Red Flag #7: Roles and Responsibilities Between Program Office and Contracting Are Undefined or Contradictory
This red flag seems basic, but it kills more acquisition timelines than almost anything else. The acquisition strategy doesn't clearly define who drafts, reviews, and approves each key document. The program office assumes contracting will write the SOW or requirements. Contracting assumes the program office will lead source selection and manage evaluations.
Responsibilities for market research, RFI management, or handling vendor questions are unclear. Decision authority for changes during the solicitation process is never documented. Everyone assumes someone else is handling critical tasks until a deadline passes and nothing has been done.
When this misalignment hits execution, critical tasks fall through the cracks or get duplicated. Disagreements emerge over who owns specific decisions. Clearance stalls because decision-makers are not identified, empowered, or available when needed. The acquisition grinds to a halt not because of technical complexity but because of basic coordination failure.
The simplest corrective move is documentation. Include a roles and responsibilities matrix in the acquisition strategy or draft a separate memorandum of understanding. Identify a single decision-maker for changes that arise during the solicitation process. Clarify who drafts versus who reviews versus who approves each major acquisition document.
Most importantly, confirm that the program office is committed to providing technical expertise and decision-making support throughout source selection, not just during requirements development. Acquisition is a team sport, and the strategy needs to reflect that reality in writing.
Using This Checklist in a Strategy Validation Meeting
This checklist is not theoretical. It's a working tool designed for use during acquisition strategy reviews or pre-solicitation gate meetings. Here's how to apply it in practice.

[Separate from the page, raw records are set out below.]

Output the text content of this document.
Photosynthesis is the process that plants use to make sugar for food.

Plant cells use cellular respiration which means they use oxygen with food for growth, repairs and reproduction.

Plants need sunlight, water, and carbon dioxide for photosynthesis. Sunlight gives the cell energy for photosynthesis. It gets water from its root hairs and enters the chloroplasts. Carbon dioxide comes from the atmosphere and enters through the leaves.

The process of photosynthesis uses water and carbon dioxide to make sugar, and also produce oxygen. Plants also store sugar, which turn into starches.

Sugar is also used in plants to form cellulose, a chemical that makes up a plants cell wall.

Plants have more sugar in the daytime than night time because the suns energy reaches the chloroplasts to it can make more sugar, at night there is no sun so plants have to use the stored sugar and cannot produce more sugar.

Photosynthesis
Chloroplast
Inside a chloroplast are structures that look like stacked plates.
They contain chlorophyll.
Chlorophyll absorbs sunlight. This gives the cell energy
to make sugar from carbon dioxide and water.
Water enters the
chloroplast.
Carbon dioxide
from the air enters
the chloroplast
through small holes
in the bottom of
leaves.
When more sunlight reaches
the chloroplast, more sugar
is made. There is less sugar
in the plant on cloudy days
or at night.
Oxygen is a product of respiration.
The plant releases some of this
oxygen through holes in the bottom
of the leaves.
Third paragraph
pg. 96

Assign each red flag to a team member and ask them to pressure-test it against the current draft acquisition strategy. Identify which red flags apply to your specific acquisition and prioritize corrective action based on severity and schedule impact. Revisit the checklist after incorporating RFI feedback or before submitting the package for final clearance.
During the meeting, ask these questions. Can we defend each strategy decision to legal, policy reviewers, and industry? Are there contradictions between contract type, evaluation factors, funding profile, and requirements? Does the timeline reflect reality or aspiration? Are roles and responsibilities clear enough to execute without conflict?
The goal is not to achieve perfection. The goal is to surface contradictions while they are still cheap and easy to fix, before they become expensive rework triggered by external review.
Why This Matters
Most acquisition delays are not caused by missing information or incomplete analysis. They are caused by internal contradictions between strategy components that only become visible under external scrutiny. A contract type that doesn't match the risk profile. Evaluation factors that don't map to decisions. Requirements that claim stability but hide uncertainty. Funding assumptions that ignore budget reality.
Fixing these misalignments at the strategy stage, before drafting begins, saves weeks of rework and protects program credibility. Experienced reviewers and seasoned contractors spot these contradictions immediately. The acquisition team that catches them first, while they're still internal problems, maintains control of the timeline and the narrative.
This checklist is not about perfection. It's about coherence. An acquisition strategy that aligns contract type, risk allocation, evaluation approach, funding structure, and roles will move faster and survive review even if individual components are imperfect. Coherence beats completeness. Alignment beats detail.
The contradictions are expensive. Catching them early is not.